ECONOMIC TRUTHS - North and south are poles apart - With every economic boom optimists predict that the UK's poorer regions will catch up with the wealthier ones. But it's not going to happen.
The big picture for Britain's economy for the past couple of years has been that, while manufacturing has struggled, the services sector has continued to prosper. Had the UK been a manufacturing-only economy we would have had a serious recession. We aren't, so we didn't - services saved the day.
Within that bigger picture, something else has been happening. For many parts of Britain, when manufacturing goes down with a dose of flu, the whole regional economy suffers. In the Southeast, the effect is no more serious than a bout of hay fever. Britain's tale of two economies means that the north-south divide has grown, probably to its widest-ever level.
In 1989, at the height of the 1980s boom, gross domestic product per head in the Northeast was just over 77% of that in the Southeast excluding Greater London. Now it is 73%.
The differences appear to be less stark than before, however, in terms of unemployment - always the most potent measure of regional differences.
Unemployment in the Northeast at time of writing was 9.3%, well above the Southeast's 3.8%. But other northern regions, such as the Northwest (6.3%), did not appear to be faring so badly.
Unemployment, however, is only one measure of labour market differences.
Employment rates - the proportion of people of working age in work - are substantially higher in the Southeast (nearly 80%), compared with northern regions. In the Northeast the figure is just 66%.
We are also seeing significant migration from parts of the North to the more-prosperous and economically vibrant South - Britain's famously immobile workers are discovering some geographical mobility.
The 1999 mini-boom in the housing market has once more been led by London and the Southeast, where average house prices are roughly double those in the Northeast and Northwest.
Many people, confronted with the evidence of a widening north-south divide, will argue that there is a significant tortoise-and-hare quality to this debate. The South speeds away but then gets into trouble, giving the more-cautious North a chance to close the gap.
In the late 1980s, when I wrote a book called North and South, we were at one of those points where the southern hare had raced away. By 1994, when I revised the book, the northern tortoise had made up some of the difference.
So it has been throughout Britain's 20th-century economic history. In the 1930s, when coal, steel, cotton and shipbuilding were giving the North such a grim time, the South's new industries were booming. In the inter-war years, the Southeast enjoyed a massive housing boom.
We have been here before, but each time it is different. In particular, the northern tortoise never quite makes up the ground it lost during the previous boom.

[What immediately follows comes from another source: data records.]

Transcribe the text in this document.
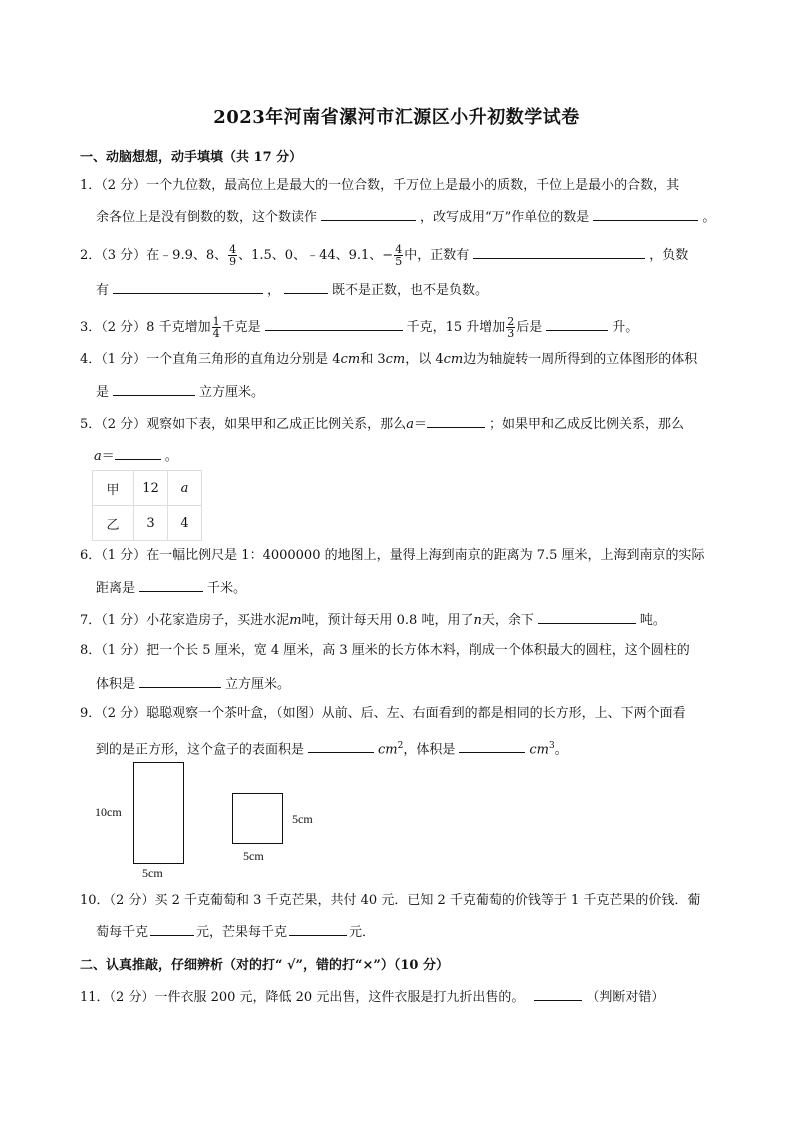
2023年河南省漯河市汇源区小升初数学试卷
一、动脑想想，动手填填（共 17 分）
1．（2 分）一个九位数，最高位上是最大的一位合数，千万位上是最小的质数，千位上是最小的合数，其
余各位上是没有倒数的数，这个数读作	，改写成用“万”作单位的数是	。
2．（3 分）在﹣9.9、8、 $\frac{4}{9}$ 、1.5、0、﹣44、9.1、− $\frac{4}{5}$ 中，正数有	，负数
有	，	既不是正数，也不是负数。
3．（2 分）8 千克增加 $\frac{1}{4}$ 千克是	千克，15 升增加 $\frac{2}{3}$ 后是	升。
4．（1 分）一个直角三角形的直角边分别是 4cm和 3cm，以 4cm边为轴旋转一周所得到的立体图形的体积
是	立方厘米。
5．（2 分）观察如下表，如果甲和乙成正比例关系，那么a＝	；如果甲和乙成反比例关系，那么
a＝	。
甲	12	a
乙	3	4
6．（1 分）在一幅比例尺是 1：4000000 的地图上，量得上海到南京的距离为 7.5 厘米，上海到南京的实际
距离是	千米。
7．（1 分）小花家造房子，买进水泥m吨，预计每天用 0.8 吨，用了n天，余下	吨。
8．（1 分）把一个长 5 厘米，宽 4 厘米，高 3 厘米的长方体木料，削成一个体积最大的圆柱，这个圆柱的
体积是	立方厘米。
9．（2 分）聪聪观察一个茶叶盒，（如图）从前、后、左、右面看到的都是相同的长方形，上、下两个面看
到的是正方形，这个盒子的表面积是	$cm^2$，体积是	$cm^3$。
10cm
5cm
5cm
5cm
10．（2 分）买 2 千克葡萄和 3 千克芒果，共付 40 元．已知 2 千克葡萄的价钱等于 1 千克芒果的价钱．葡
萄每千克	元，芒果每千克	元．
二、认真推敲，仔细辨析（对的打“ √”，错的打“×”）（10 分）
11．（2 分）一件衣服 200 元，降低 20 元出售，这件衣服是打九折出售的。	（判断对错）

At each peak, the southern advantage is even bigger than it was before.
Moreover, there are forces at work which will tend to widen the divide and which are more powerful than before. The first is the increasing economic importance of the City of London, which enjoys a dominance in European financial markets out of all proportion to Britain's economic weight.
That dominance, in terms of the wealth and high-salaried employment it brings to the Southeast, is a huge factor in determining regional differences.
Bigger still, however, is the pull of Europe. The idea of Europe's pull on southern Britain is long established. When the UK joined the then European Economic Community in 1973, the talk was of a 'golden triangle' with Milan, Lyon and Birmingham at its points. Now a more popular idea is of a 'hot banana', stretching from Milan to London, and taking in northern Italy, southern Germany, southeast France, the Ruhr, the Ile de France, Belgium, the Netherlands and southeast England. In Britain, then, the hot area of the EU has moved southwards.
This does not mean that the rest of Britain misses out, just as it does not mean that Spain or Ireland fail to benefit from European integration.
What it does mean, however, is that the South's existing advantages will be bolstered by this European dimension. Britain's clogged transport system - although the channel tunnel is plainly not the only route to the Continent - will add to the relative disadvantage of the North.
If I had written this three years ago, I would also have noted the effective abandonment of regional policy. Under the present government, of course, this is no longer valid. Devolution for both Scotland and Wales, along with the coming regional development agencies, will reintroduce a significant regional element into government policy.
Will they be enough to tilt the balance back? I doubt it very much. Even supporters of regional policy would concede that its main effect, even in its heyday, was to ease the north-to-south economic flow, not prevent it. As things stand now, the challenges are far greater, and the chances of success no better. The north-south divide is enduring and, it appears, inevitable.